Martin, P. J., UntermyEr and Callahan, JJ., concur; Dore, J., dissents in part.






Dissenting Opinion

Dore, J.

(dissenting). For the reasons stated in the opinion of Surrogate Foley in Matter of Swartz (162 Misc. 46) I dissent from so much of the majority opinion as holds that the trustee’s ordinary income commissions under section 285 of the Surrogate’s Court Act are to be computed on the net income from the real estate. Under section 285, the trustee is entitled to compensation, so far as normal commissions are concerned, at the percentage rate specified upon the gross rents received and upon the amounts disbursed and paid over.

In the absence of any claim or proof of fraud or bad faith on the part of the trustee and in view of the circumstances disclosed with regard to the property in question, I consider also that the trustee was justified in the employment of the building expert, Mr. Walter T. Smith, and entitled to pay him the fair and reasonable compensation for his services as an estate disbursement. He was retained as an expert to make a survey for the trustee of the possibilities of rehabilitation, reconstruction or modernization of the hotel premises that represented, on the basis of the executors’ appraisal, a capital asset of about $3,000,000 out of an "estate of $5,894,000. Concededly the services were rendered and the survey used as a basis of information for final decision in the matter. Indeed, it would not have been prudent to attempt to reach a conclusion without producing data such as was concededly provided in the extensive survey made.

On the facts disclosed it would be an error to lay down, even by inference, a rule that a trustee, including a corporate trustee, could *87not in the exercise of good faith, reasonable care and prudence, and for the protection and preservation of so large an estate asset, procure the services of an expert builder and authority on hotel and apartment building construction before it finally determined what to do so as to render the asset most valuable to the estate. The trustee’s action is to be tested in the light of the conditions that presented themselves when the question was faced, not in the light of results that could not reasonably have been foreseen. The problems as they then presented themselves were so far out of the usual routine of ordinary real estate management as to justify obtaining the advice of an expert builder and paying for it out of estate moneys as part of the trustee’s reasonable and necessary expenses provided for under section 285 of the Surrogate’s Court Act. The trustee, in my opinion, amply sustained the burden of showing the need of such expert advice.

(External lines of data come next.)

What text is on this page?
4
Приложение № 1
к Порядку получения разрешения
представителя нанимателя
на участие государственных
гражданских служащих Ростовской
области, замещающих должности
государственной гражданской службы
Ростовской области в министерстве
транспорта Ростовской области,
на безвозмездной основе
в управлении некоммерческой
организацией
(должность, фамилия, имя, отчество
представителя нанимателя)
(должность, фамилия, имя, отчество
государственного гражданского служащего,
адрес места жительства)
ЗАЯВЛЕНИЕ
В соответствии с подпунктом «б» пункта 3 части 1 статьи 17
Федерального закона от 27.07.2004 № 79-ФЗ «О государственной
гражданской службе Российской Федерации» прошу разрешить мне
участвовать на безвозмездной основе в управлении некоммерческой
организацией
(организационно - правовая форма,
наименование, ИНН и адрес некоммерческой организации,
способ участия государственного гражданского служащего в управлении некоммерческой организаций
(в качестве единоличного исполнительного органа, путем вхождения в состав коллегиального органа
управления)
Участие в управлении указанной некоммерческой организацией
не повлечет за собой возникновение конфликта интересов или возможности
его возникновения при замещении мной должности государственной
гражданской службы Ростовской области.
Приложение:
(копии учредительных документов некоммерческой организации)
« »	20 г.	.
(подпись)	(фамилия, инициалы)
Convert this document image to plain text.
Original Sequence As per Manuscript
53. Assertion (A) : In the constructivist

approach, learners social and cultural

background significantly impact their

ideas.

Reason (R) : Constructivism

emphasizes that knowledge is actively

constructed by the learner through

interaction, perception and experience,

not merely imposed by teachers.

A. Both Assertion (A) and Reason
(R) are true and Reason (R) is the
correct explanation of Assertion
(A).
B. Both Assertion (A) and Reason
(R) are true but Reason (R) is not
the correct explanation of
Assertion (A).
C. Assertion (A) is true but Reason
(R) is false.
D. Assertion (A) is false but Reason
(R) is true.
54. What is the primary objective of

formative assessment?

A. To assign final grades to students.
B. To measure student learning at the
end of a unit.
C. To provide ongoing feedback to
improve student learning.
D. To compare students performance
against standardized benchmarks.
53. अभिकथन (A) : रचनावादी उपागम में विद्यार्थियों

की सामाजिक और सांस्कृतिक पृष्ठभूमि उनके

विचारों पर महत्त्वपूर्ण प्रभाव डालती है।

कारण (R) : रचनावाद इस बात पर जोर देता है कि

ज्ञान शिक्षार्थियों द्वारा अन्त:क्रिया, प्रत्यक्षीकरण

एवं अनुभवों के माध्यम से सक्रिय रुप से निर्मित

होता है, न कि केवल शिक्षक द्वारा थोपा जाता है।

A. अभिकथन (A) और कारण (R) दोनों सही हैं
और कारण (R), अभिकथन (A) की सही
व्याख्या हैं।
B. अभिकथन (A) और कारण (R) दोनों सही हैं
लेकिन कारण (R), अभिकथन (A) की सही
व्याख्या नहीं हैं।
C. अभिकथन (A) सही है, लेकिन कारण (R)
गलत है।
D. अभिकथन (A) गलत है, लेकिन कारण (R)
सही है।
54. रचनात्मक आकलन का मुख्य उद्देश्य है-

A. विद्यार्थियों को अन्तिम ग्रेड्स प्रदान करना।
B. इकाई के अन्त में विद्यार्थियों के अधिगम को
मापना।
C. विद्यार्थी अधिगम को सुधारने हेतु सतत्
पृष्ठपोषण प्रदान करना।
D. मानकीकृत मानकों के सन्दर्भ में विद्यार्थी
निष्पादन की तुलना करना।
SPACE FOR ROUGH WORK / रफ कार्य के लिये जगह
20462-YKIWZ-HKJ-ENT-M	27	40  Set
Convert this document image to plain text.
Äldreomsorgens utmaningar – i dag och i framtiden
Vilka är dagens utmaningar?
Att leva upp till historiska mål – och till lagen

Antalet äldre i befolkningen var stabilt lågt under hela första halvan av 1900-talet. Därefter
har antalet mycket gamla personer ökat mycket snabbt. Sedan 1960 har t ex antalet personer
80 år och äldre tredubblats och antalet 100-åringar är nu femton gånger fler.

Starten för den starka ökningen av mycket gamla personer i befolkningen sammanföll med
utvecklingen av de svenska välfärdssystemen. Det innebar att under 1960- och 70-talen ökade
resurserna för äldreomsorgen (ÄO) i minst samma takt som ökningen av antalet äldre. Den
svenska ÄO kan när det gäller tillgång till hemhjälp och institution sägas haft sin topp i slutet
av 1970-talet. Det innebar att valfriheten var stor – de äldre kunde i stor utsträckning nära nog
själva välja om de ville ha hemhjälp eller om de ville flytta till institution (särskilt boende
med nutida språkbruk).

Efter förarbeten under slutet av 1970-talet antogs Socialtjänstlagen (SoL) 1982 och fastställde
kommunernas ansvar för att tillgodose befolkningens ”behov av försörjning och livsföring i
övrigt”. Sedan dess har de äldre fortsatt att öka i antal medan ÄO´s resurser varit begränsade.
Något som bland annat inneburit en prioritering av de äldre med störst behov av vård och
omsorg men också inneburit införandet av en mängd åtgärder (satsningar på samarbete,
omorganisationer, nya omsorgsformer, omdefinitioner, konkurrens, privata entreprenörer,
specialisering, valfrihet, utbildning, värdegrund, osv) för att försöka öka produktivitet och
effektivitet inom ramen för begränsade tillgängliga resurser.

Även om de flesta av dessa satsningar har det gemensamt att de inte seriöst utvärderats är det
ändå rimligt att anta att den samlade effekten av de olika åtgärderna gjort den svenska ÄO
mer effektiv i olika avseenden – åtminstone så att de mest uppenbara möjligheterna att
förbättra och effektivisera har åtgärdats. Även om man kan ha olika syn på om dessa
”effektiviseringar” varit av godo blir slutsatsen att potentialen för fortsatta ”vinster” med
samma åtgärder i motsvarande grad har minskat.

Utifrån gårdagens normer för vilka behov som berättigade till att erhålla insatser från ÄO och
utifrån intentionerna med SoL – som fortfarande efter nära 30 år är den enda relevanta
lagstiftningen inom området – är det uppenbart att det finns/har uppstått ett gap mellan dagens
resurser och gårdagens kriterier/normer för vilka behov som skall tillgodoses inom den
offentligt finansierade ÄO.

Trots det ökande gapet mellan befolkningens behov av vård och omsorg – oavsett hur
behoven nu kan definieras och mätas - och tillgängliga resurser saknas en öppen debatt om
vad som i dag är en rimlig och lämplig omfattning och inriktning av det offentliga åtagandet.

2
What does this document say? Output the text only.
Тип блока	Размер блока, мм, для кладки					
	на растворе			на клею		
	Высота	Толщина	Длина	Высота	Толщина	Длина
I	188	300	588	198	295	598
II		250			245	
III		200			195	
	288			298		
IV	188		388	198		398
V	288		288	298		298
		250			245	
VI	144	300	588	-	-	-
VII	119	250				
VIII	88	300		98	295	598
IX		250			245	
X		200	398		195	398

I consider, however, that the arrangement made to compensate the expert at the rate of $1,000 a month without any proviso respecting the length of his employment was not a prudent one, and that the trustee may not be credited with the bill as paid but only with fair and reasonable compensation for such services as were reasonably necessary.

Accordingly, I recommend that this aspect of the case be remitted to the surrogate to fix such fair and reasonable compensation on the record as made and on additional testimony if necessary.

Except as herein stated, I otherwise concur with the majority opinion.

Decree modified to the extent of allowing the expenditure of $4,751.25 made by the trustee for brokerage commissions as a charge against the estate, and in all other respects affirmed. Settle order on notice.